Tuesday, May 25, 2010

Chicken Parmesan Subs

This one is for those ones of you who roast two chickens each week and are looking for new ways to use the leftovers. If you don't roast two chickens, that's okay, just cook any kind of chicken for this recipe!

Cheater Chicken Parmesan Open-faced Subs

2 c (? depending on how many servings you're making) cooked chicken: shredded or cubed
1 jar pasta sauce
1/2 c or so of bread crumbs
shredded mozzarella cheese
sandwich rolls (or loaf of french bread)

simmer the chicken in the pasta sauce until heated through. stir in the bread crumbs and simmer for a few minutes until the sauce thickens a little bit.

split open the sandwich rolls and spoon the chicken mixture onto each half of the rolls. sprinkle with shredded cheese and put under the broiler until the cheese melts and turns a little bit brown. serve open-faced and enjoy!

Thursday, May 6, 2010

Sweet and Spicy Slow-Cooker Chicken

I made this meat for the 5 de Mayo lunch at work and it was a HUGE hit and super easy. I got it from Mel's Kitchen Cafe (the same place the pb recipes came from for that April birthday party)
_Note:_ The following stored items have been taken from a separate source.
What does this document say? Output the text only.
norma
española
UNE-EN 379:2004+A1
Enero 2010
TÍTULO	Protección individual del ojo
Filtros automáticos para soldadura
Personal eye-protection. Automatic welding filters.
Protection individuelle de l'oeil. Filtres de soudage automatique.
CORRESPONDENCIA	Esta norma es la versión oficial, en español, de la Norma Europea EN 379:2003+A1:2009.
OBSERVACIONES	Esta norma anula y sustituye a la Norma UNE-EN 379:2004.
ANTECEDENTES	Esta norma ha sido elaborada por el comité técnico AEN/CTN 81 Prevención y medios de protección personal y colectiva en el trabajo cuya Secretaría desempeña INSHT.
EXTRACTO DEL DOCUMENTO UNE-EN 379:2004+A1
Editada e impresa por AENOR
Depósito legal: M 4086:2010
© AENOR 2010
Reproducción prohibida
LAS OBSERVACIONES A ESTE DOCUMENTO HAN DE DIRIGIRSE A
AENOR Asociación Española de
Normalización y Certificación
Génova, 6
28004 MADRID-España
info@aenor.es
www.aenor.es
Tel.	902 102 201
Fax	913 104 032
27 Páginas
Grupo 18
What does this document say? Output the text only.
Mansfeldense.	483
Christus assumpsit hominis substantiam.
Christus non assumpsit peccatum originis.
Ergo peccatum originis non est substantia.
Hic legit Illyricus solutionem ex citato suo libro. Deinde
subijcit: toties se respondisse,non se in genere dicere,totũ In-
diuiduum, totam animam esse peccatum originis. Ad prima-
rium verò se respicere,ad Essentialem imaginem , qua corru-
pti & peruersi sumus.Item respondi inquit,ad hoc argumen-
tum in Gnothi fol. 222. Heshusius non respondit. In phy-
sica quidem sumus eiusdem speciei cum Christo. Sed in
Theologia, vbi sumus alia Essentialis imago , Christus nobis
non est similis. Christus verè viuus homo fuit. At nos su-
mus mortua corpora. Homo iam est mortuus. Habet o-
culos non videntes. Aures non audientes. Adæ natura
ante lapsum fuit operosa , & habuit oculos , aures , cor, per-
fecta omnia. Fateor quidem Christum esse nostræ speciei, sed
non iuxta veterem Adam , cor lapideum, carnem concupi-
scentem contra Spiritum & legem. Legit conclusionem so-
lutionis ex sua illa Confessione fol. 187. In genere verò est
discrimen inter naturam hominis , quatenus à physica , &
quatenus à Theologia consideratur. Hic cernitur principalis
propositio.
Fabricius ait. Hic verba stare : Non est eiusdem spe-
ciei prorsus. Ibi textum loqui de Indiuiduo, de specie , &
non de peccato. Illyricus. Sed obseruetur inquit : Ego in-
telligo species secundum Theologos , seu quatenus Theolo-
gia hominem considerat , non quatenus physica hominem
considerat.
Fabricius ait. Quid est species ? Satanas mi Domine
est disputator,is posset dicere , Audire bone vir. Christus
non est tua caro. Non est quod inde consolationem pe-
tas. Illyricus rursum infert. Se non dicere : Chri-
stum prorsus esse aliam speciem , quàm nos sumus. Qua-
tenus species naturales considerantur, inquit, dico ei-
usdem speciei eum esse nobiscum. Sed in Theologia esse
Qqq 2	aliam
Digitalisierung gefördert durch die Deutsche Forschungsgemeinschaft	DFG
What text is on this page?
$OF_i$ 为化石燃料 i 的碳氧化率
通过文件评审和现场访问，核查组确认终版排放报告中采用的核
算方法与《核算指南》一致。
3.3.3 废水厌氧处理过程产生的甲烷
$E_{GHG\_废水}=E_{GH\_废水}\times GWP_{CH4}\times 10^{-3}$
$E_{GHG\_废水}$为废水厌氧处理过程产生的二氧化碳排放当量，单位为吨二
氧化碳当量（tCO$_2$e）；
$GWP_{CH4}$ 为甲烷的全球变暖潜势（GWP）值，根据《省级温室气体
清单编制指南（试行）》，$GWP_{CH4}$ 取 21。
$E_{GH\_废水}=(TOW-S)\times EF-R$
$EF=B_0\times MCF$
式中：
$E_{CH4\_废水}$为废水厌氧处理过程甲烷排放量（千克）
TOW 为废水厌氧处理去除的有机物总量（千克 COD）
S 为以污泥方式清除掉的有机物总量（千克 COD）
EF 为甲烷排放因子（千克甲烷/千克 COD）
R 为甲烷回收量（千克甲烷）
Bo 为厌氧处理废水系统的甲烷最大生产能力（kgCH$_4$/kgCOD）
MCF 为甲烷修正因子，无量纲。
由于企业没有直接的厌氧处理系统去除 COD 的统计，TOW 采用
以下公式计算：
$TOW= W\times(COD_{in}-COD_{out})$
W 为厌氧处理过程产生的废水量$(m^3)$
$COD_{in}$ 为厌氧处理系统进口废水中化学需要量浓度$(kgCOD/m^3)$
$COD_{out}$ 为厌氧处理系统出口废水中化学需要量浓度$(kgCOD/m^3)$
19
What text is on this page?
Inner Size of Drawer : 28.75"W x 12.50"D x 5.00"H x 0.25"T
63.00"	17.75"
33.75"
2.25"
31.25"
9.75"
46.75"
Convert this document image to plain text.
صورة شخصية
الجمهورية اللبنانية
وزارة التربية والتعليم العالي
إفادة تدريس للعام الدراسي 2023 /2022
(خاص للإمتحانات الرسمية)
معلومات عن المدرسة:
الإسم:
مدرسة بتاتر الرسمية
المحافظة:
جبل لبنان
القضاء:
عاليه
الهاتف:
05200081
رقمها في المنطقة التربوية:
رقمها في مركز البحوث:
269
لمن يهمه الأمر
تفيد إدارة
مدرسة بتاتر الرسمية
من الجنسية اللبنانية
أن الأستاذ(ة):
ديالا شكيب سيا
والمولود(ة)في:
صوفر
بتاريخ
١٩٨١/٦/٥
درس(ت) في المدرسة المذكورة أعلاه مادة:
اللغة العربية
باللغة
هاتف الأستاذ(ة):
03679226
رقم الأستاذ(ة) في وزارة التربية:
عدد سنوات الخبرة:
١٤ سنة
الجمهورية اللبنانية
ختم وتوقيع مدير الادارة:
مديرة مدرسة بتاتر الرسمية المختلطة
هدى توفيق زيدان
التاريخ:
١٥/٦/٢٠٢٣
1 lb. boneless, skinless chicken breasts
1 (14 ounce) can petite diced tomatoes, undrained
1/3 cup brown sugar
1/4 to 1/2 teaspoon crushed red pepper flakes


Coat the inside of your crockpot with non-stick cooking spray. Place all ingredients in the crockpot. Cook on high for 4-6 hours or on low for 8-10 hours, or until chicken shreds very easily with a fork. Season to taste with salt and pepper. (Chicken will absorb liquid after it is shredded.) Serve in tacos or however your little heart desires.

Since I had to bring it to work with me I was a little nervous, but it worked perfectly. My mom cooked it for me (just dumped the things in the crock pot) then put it in the fridge - pre-shredding. When I got to work I turned it on high for a little bit to warm it up then literally just wiggled a fork around in it and it fell into shred. Then I left it on warm for a few hours until we were ready to eat. All of the juice was completely absorbed (but it wasn't dry at all) and, for those of you with non-tomato eating families, you can't even tell there are tomatoes.

French Dip Sandwiches

Bryana turned me onto a meal planning website called E-Mealz.com that has super easy, family friendly recipes and corresponding shopping lists. They even have specialized meals based on different grocery store sales (not Safeway yet) and meals based on diet points, etc. Although I haven't yet signed up for the service, they allow you to print 3 sample menus from each category- I think there are like 8 or 10 categories! The first meal that I tried was from the "Any Store" menu and it was these delicious French Dip Sandwiches....

1.5lb chuck roast
1 packet onion soup mix
1 can beef broth ( i only had chicken broth so i used that instead)
1 loaf french bread ( i had french sandwich rolls on hand)
8 oz shredded mozzarella cheese (optional)

Combine beef broth and onion soup mix in crock pot. Add roast. Cook on low for 8 hours. Remove meat to slice or shred. Slice bread in half lengthwise and add beef (and shredded cheese if you want*). Slice. Serve with bowls of au jus for dipping.

* if you choose to add cheese, wrap the sandwiches in foil and heat @ 375 for 25 min to melt everything together.

Now really, wasn't that the easiest recipe ever!